You can hide fields in Python with a little bit of gymnastics:

  class EncapsulatedCounter:
      def __init__(self, initial_value):
          _count = initial_value

          def increment():
              nonlocal _count
              _count += 1
              return _count

          self.increment = increment


  counter = EncapsulatedCounter(100)
  new_value = counter.increment()
  print(f"New value is: {new_value}")


Usually, a simple function is enough:

    def make_counter(start=0):
      count = start
      def incr():
        nonlocal count
        count += 1
        return count
      return incr
Example:

    >>> c = make_counter()
    >>> c()
    1
    >>> c()
    2
But it hides nothing:

    >>> c.__closure__[0].cell_contents
    2
    >>> c.__closure__[0].cell_contents = -1
    >>> c()
    0
"private" in Python is cultural, not enforced. (you can access `self.__private` from outside too if you want).


It has conventions to hide data. Good enough.


Python was a mistake if you ask me ¯\_(ツ)_/¯


Python is the worst programming language except for all of the others.


I don’t know man. It’s honestly the last thing I would choose. There is literally always something else that is more appetizing.


I would say specifically encapsulation of mutable data


Lots of modern OO uses immutable data.


A lot of the underlying intuition behind OOP is expressed as "cells exchanging messages like an organism" and such, and I think that implies the distribution of state among a variety of small, special-purpose state-managers. More functional variants of OOP where state is managed centrally are a meaningful shift away from traditional ideas of OOP, and I think calling them both equally OO glosses over that shift a little.

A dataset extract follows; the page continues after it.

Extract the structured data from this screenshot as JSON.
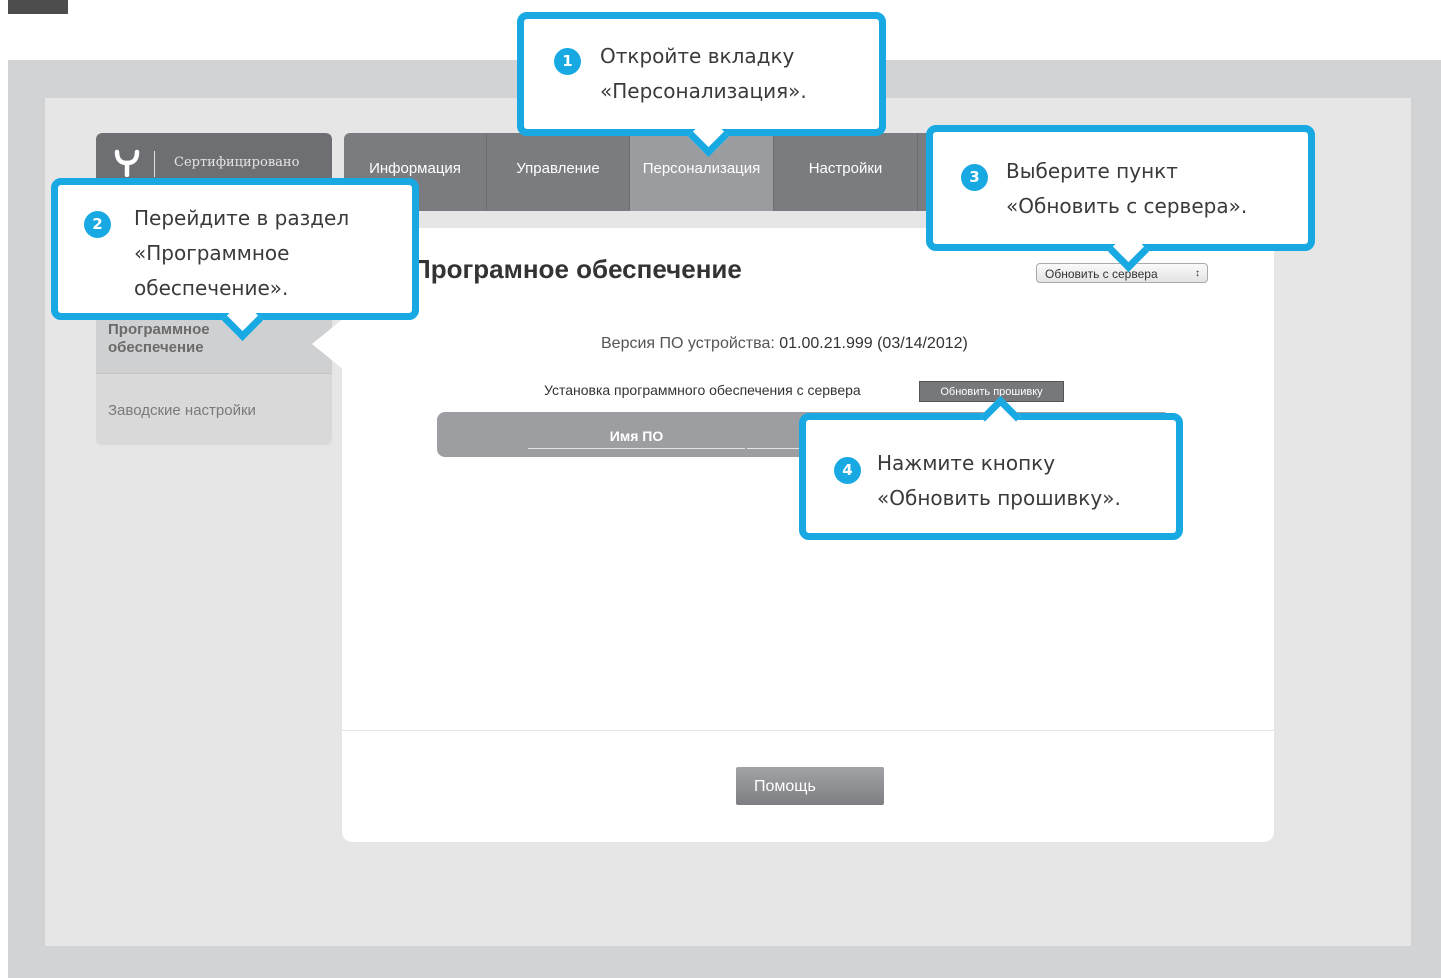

What's a good example? What comes to my mind is modern C# which I would say is a multi-paradigm language that encourages things like immutable records and interfaces and composition over inheritance as alternatives to the now less favoured OOP styles that it also supports


(1) and (2) sound reasonable enough. What do they mean by "dynamic object generation"?


Runtime instantiation.

From the link above:

"Instead of seeing a program as a monolithic structure, the code of a SIMULA program was organized in a number of classes and blocks. Classes could be dynamically instantiated at run-time, and such an instance was called an "object". An object was an autonomous entity, with its own data and computational capabilities organized in procedures (methods), and objects could cooperate by asking another object to perform a procedure (i.e., by a remote call to a procedure of another object)."